The Internet’s Own Boy
Buzz has been incredibly high for the controversial Edward Snowden documentary Citizenfour, and it’s certainly an interesting film, but I’d argue that this documentary about civic activist and reddit co-founder Aaron Swartz is equally important. It chronicles the story of how this young, passionate genius was targeted by the U.S. government for downloading scholarly JSTOR articles from MIT (which were made free to students, by the way) and not doing anything with them. The government decided to make an example out of Mr. Swartz—a man whose activism played a crucial role in raising awareness and stopping SOPA—and inflicted such harsh penalties and sentences on him that he committed suicide at the age of 26. This is a heartbreaking, infuriating tale of government overreach that is essential viewing.
Here’s a movie with an impossible setup—a romantic comedy about a woman who decides to get an abortion—that works brilliantly thanks to tactful, confident direction by Gillian Robespierre and a fearless performance from Jenny Slate. This is actually one of the sweetest movies I saw all year, as Slate plays a part-time comedian who has a one-night stand with a very nice guy and then winds up pregnant. The film isn’t about the central issue at stake; it’s simply a character-study of one woman going through life who decides to make a specific choice when faced with a difficult situation.

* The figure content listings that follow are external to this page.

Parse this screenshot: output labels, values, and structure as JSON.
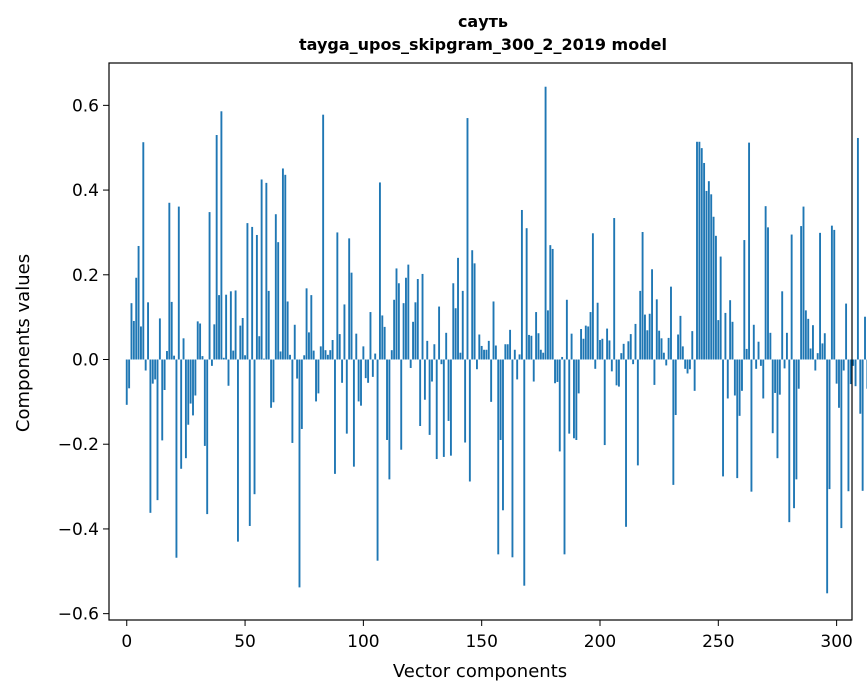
{
  "chart_data": {
    "type": "bar",
    "title": "сауть",
    "subtitle": "tayga_upos_skipgram_300_2_2019 model",
    "xlabel": "Vector components",
    "ylabel": "Components values",
    "xlim": [
      -7.5,
      306.5
    ],
    "ylim": [
      -0.615,
      0.7
    ],
    "xticks": [
      0,
      50,
      100,
      150,
      200,
      250,
      300
    ],
    "yticks": [
      -0.6,
      -0.4,
      -0.2,
      0.0,
      0.2,
      0.4,
      0.6
    ],
    "xtick_labels": [
      "0",
      "50",
      "100",
      "150",
      "200",
      "250",
      "300"
    ],
    "ytick_labels": [
      "−0.6",
      "−0.4",
      "−0.2",
      "0.0",
      "0.2",
      "0.4",
      "0.6"
    ],
    "grid": false,
    "bar_color": "#1f77b4",
    "values": [
      -0.107,
      -0.068,
      0.133,
      0.091,
      0.193,
      0.268,
      0.078,
      0.513,
      -0.026,
      0.135,
      -0.362,
      -0.057,
      -0.047,
      -0.332,
      0.097,
      -0.191,
      -0.072,
      0.02,
      0.37,
      0.136,
      0.009,
      -0.468,
      0.361,
      -0.258,
      0.05,
      -0.233,
      -0.154,
      -0.104,
      -0.132,
      -0.085,
      0.09,
      0.085,
      0.008,
      -0.204,
      -0.365,
      0.348,
      -0.015,
      0.083,
      0.53,
      0.152,
      0.586,
      0.004,
      0.153,
      -0.062,
      0.161,
      0.021,
      0.163,
      -0.43,
      0.08,
      0.098,
      0.01,
      0.322,
      -0.393,
      0.313,
      -0.318,
      0.294,
      0.055,
      0.425,
      0.002,
      0.417,
      0.162,
      -0.114,
      -0.101,
      0.343,
      0.277,
      0.019,
      0.451,
      0.436,
      0.137,
      0.011,
      -0.197,
      0.082,
      -0.045,
      -0.538,
      -0.164,
      0.01,
      0.168,
      0.064,
      0.152,
      0.021,
      -0.099,
      -0.08,
      0.031,
      0.578,
      0.022,
      0.011,
      0.022,
      0.046,
      -0.27,
      0.3,
      0.06,
      -0.055,
      0.13,
      -0.175,
      0.286,
      0.205,
      -0.253,
      0.061,
      -0.099,
      -0.109,
      0.031,
      -0.044,
      -0.055,
      0.112,
      -0.041,
      0.014,
      -0.475,
      0.418,
      0.104,
      0.077,
      -0.19,
      -0.283,
      0.022,
      0.141,
      0.215,
      0.18,
      -0.213,
      0.133,
      0.193,
      0.224,
      -0.02,
      0.089,
      0.135,
      0.19,
      -0.157,
      0.202,
      -0.095,
      0.044,
      -0.178,
      -0.052,
      0.036,
      -0.235,
      0.125,
      -0.011,
      -0.23,
      0.063,
      -0.145,
      -0.227,
      0.18,
      0.121,
      0.24,
      0.016,
      0.162,
      -0.196,
      0.57,
      -0.288,
      0.258,
      0.227,
      -0.023,
      0.059,
      0.032,
      0.023,
      0.023,
      0.044,
      -0.1,
      0.137,
      0.033,
      -0.46,
      -0.19,
      -0.356,
      0.036,
      0.036,
      0.07,
      -0.467,
      0.023,
      -0.047,
      0.012,
      0.353,
      -0.534,
      0.31,
      0.058,
      0.056,
      -0.052,
      0.112,
      0.062,
      0.023,
      0.016,
      0.644,
      0.116,
      0.27,
      0.261,
      -0.056,
      -0.053,
      -0.217,
      0.006,
      -0.46,
      0.141,
      -0.175,
      0.061,
      -0.186,
      -0.19,
      -0.08,
      0.072,
      0.049,
      0.08,
      0.078,
      0.112,
      0.298,
      -0.022,
      0.134,
      0.046,
      0.049,
      -0.202,
      0.073,
      0.045,
      -0.028,
      0.334,
      -0.061,
      -0.064,
      0.015,
      0.037,
      -0.395,
      0.043,
      0.06,
      -0.011,
      0.084,
      -0.25,
      0.162,
      0.301,
      0.106,
      0.069,
      0.108,
      0.213,
      -0.06,
      0.142,
      0.068,
      0.05,
      0.016,
      -0.014,
      0.051,
      0.172,
      -0.296,
      -0.131,
      0.059,
      0.103,
      0.031,
      -0.022,
      -0.033,
      -0.023,
      0.067,
      -0.074,
      0.514,
      0.514,
      0.499,
      0.464,
      0.398,
      0.421,
      0.39,
      0.337,
      0.292,
      0.093,
      0.243,
      -0.276,
      0.11,
      -0.092,
      0.14,
      0.089,
      -0.085,
      -0.28,
      -0.133,
      -0.074,
      0.282,
      0.025,
      0.512,
      -0.312,
      0.082,
      -0.022,
      0.042,
      -0.015,
      -0.092,
      0.362,
      0.312,
      0.063,
      -0.174,
      -0.079,
      -0.233,
      -0.083,
      0.161,
      -0.021,
      0.063,
      -0.384,
      0.295,
      -0.351,
      -0.283,
      -0.069,
      0.315,
      0.361,
      0.116,
      0.096,
      0.026,
      0.081,
      -0.026,
      0.015,
      0.299,
      0.038,
      0.062,
      -0.552,
      -0.306,
      0.316,
      0.306,
      -0.057,
      -0.114,
      -0.398,
      -0.026,
      0.132,
      -0.311,
      -0.058,
      -0.015,
      -0.063,
      0.523,
      -0.128,
      -0.31,
      0.101,
      -0.069,
      0.083
    ]
  }
}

The film doesn’t judge her or try to play out a debate about the controversial issue—it’s about the characters, and that focus allows the audience to connect with Slate’s character no matter their personal views. Slate is at turns hilarious and heartbreaking in what I hope will be the first of many lead roles, and Robespierre announces herself as a filmmaker to watch. One of the year’s best indies, hands-down.
Another impossible premise—the entire movie takes place inside a car as a guy drives from one place to another—that really, really works. Tom Hardy plays a man whose life unravels over the course of one car ride as he juggles a series of phone calls that have massive effects on both his professional and personal life. Steven Knight’s screenplay and direction prevent the film from ever feeling boring or one-note, and Hardy gives a tour-de-force performance that displays a full character arc despite the fact that he never leaves his driver’s seat. This drama about a guy in a car is more compelling than most of the studio tentpoles that were released this year.

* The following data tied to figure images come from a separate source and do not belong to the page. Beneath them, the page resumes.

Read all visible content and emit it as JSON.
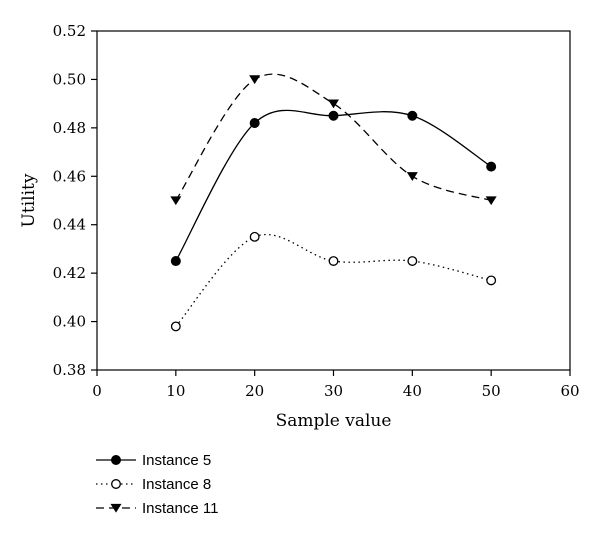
{
  "chart_data": {
    "type": "line",
    "xlabel": "Sample value",
    "ylabel": "Utility",
    "xlim": [
      0,
      60
    ],
    "ylim": [
      0.38,
      0.52
    ],
    "x_ticks": [
      "0",
      "10",
      "20",
      "30",
      "40",
      "50",
      "60"
    ],
    "y_ticks": [
      "0.38",
      "0.40",
      "0.42",
      "0.44",
      "0.46",
      "0.48",
      "0.50",
      "0.52"
    ],
    "grid": false,
    "legend_position": "bottom-left",
    "x": [
      10,
      20,
      30,
      40,
      50
    ],
    "series": [
      {
        "name": "Instance 5",
        "values": [
          0.425,
          0.482,
          0.485,
          0.485,
          0.464
        ],
        "line_style": "solid",
        "marker": "filled-circle",
        "color": "#000000"
      },
      {
        "name": "Instance 8",
        "values": [
          0.398,
          0.435,
          0.425,
          0.425,
          0.417
        ],
        "line_style": "dotted",
        "marker": "open-circle",
        "color": "#000000"
      },
      {
        "name": "Instance 11",
        "values": [
          0.45,
          0.5,
          0.49,
          0.46,
          0.45
        ],
        "line_style": "dashed",
        "marker": "filled-triangle-down",
        "color": "#000000"
      }
    ]
  }
}
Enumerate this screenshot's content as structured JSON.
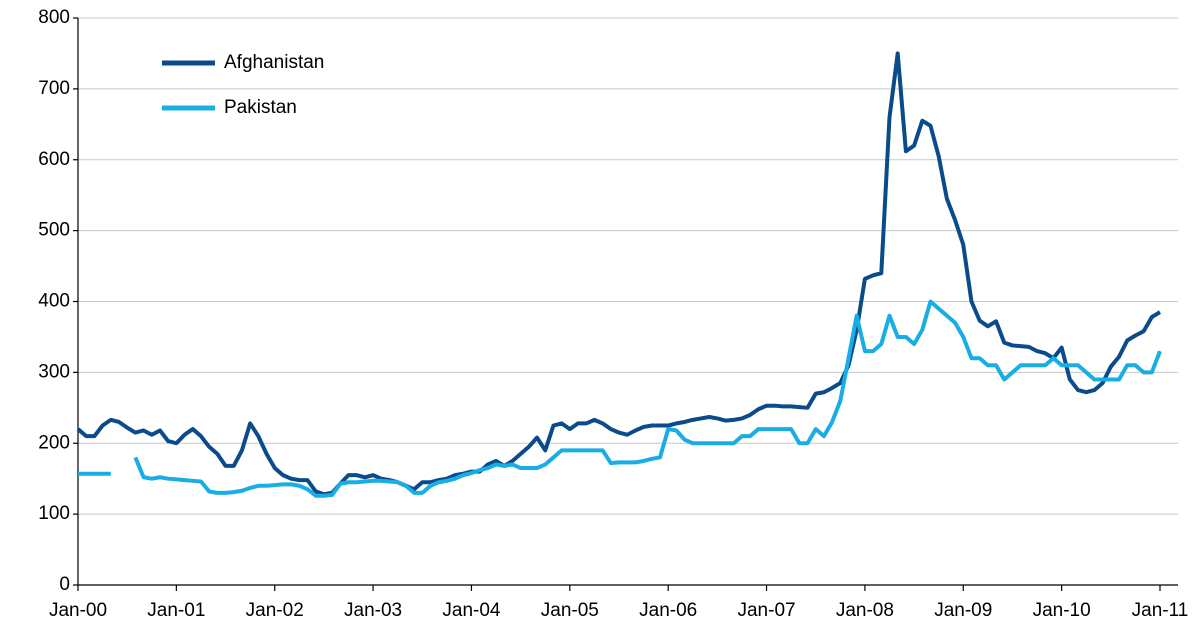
{
  "chart_data": {
    "type": "line",
    "categories": [
      "Jan-00",
      null,
      null,
      null,
      null,
      null,
      null,
      null,
      null,
      null,
      null,
      null,
      "Jan-01",
      null,
      null,
      null,
      null,
      null,
      null,
      null,
      null,
      null,
      null,
      null,
      "Jan-02",
      null,
      null,
      null,
      null,
      null,
      null,
      null,
      null,
      null,
      null,
      null,
      "Jan-03",
      null,
      null,
      null,
      null,
      null,
      null,
      null,
      null,
      null,
      null,
      null,
      "Jan-04",
      null,
      null,
      null,
      null,
      null,
      null,
      null,
      null,
      null,
      null,
      null,
      "Jan-05",
      null,
      null,
      null,
      null,
      null,
      null,
      null,
      null,
      null,
      null,
      null,
      "Jan-06",
      null,
      null,
      null,
      null,
      null,
      null,
      null,
      null,
      null,
      null,
      null,
      "Jan-07",
      null,
      null,
      null,
      null,
      null,
      null,
      null,
      null,
      null,
      null,
      null,
      "Jan-08",
      null,
      null,
      null,
      null,
      null,
      null,
      null,
      null,
      null,
      null,
      null,
      "Jan-09",
      null,
      null,
      null,
      null,
      null,
      null,
      null,
      null,
      null,
      null,
      null,
      "Jan-10",
      null,
      null,
      null,
      null,
      null,
      null,
      null,
      null,
      null,
      null,
      null,
      "Jan-11"
    ],
    "series": [
      {
        "name": "Afghanistan",
        "color": "#0b4a8b",
        "values": [
          220,
          210,
          210,
          225,
          233,
          230,
          222,
          215,
          218,
          212,
          218,
          203,
          200,
          212,
          220,
          210,
          195,
          185,
          168,
          168,
          190,
          228,
          210,
          185,
          165,
          155,
          150,
          148,
          148,
          132,
          128,
          130,
          143,
          155,
          155,
          152,
          155,
          150,
          148,
          145,
          140,
          135,
          145,
          145,
          148,
          150,
          155,
          157,
          160,
          160,
          170,
          175,
          168,
          175,
          185,
          195,
          208,
          190,
          225,
          228,
          220,
          228,
          228,
          233,
          228,
          220,
          215,
          212,
          218,
          223,
          225,
          225,
          225,
          228,
          230,
          233,
          235,
          237,
          235,
          232,
          233,
          235,
          240,
          248,
          253,
          253,
          252,
          252,
          251,
          250,
          270,
          272,
          278,
          285,
          310,
          360,
          432,
          437,
          440,
          660,
          750,
          612,
          620,
          655,
          648,
          605,
          545,
          515,
          480,
          400,
          373,
          365,
          372,
          342,
          338,
          337,
          336,
          330,
          327,
          320,
          335,
          290,
          275,
          272,
          275,
          285,
          308,
          322,
          345,
          352,
          358,
          378,
          385
        ]
      },
      {
        "name": "Pakistan",
        "color": "#19ade6",
        "values": [
          157,
          157,
          157,
          157,
          157,
          null,
          null,
          180,
          152,
          150,
          152,
          150,
          149,
          148,
          147,
          146,
          132,
          130,
          130,
          131,
          133,
          137,
          140,
          140,
          141,
          142,
          142,
          140,
          135,
          126,
          126,
          127,
          143,
          145,
          145,
          146,
          147,
          147,
          146,
          145,
          140,
          130,
          130,
          140,
          145,
          147,
          150,
          155,
          158,
          162,
          165,
          170,
          168,
          170,
          165,
          165,
          165,
          170,
          180,
          190,
          190,
          190,
          190,
          190,
          190,
          172,
          173,
          173,
          173,
          175,
          178,
          180,
          220,
          218,
          205,
          200,
          200,
          200,
          200,
          200,
          200,
          210,
          210,
          220,
          220,
          220,
          220,
          220,
          200,
          200,
          220,
          210,
          230,
          260,
          320,
          380,
          330,
          330,
          340,
          380,
          350,
          350,
          340,
          360,
          400,
          390,
          380,
          370,
          350,
          320,
          320,
          310,
          310,
          290,
          300,
          310,
          310,
          310,
          310,
          320,
          310,
          310,
          310,
          300,
          290,
          290,
          290,
          290,
          310,
          310,
          300,
          300,
          330
        ]
      }
    ],
    "ylim": [
      0,
      800
    ],
    "yticks": [
      0,
      100,
      200,
      300,
      400,
      500,
      600,
      700,
      800
    ],
    "grid": true,
    "legend": "upper left"
  }
}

Tommy Lee Jones directs this “feminist Western” about a strong-willed but lonely woman (played by Hilary Swank) who is tasked with escorting three mentally ill women to a church in Iowa. The duty sees her traversing a treacherous 1850s landscape, for which she enlists the help of a claim jumper played by Jones himself. The movie is constantly surprising, offering twists here and there on the Western genre as a whole while also shining a light on a topic that has rarely been explored: the role of women in the mid 19th century. I did not expect to like this film as much as I did, and found myself thinking about it many days after I first saw it.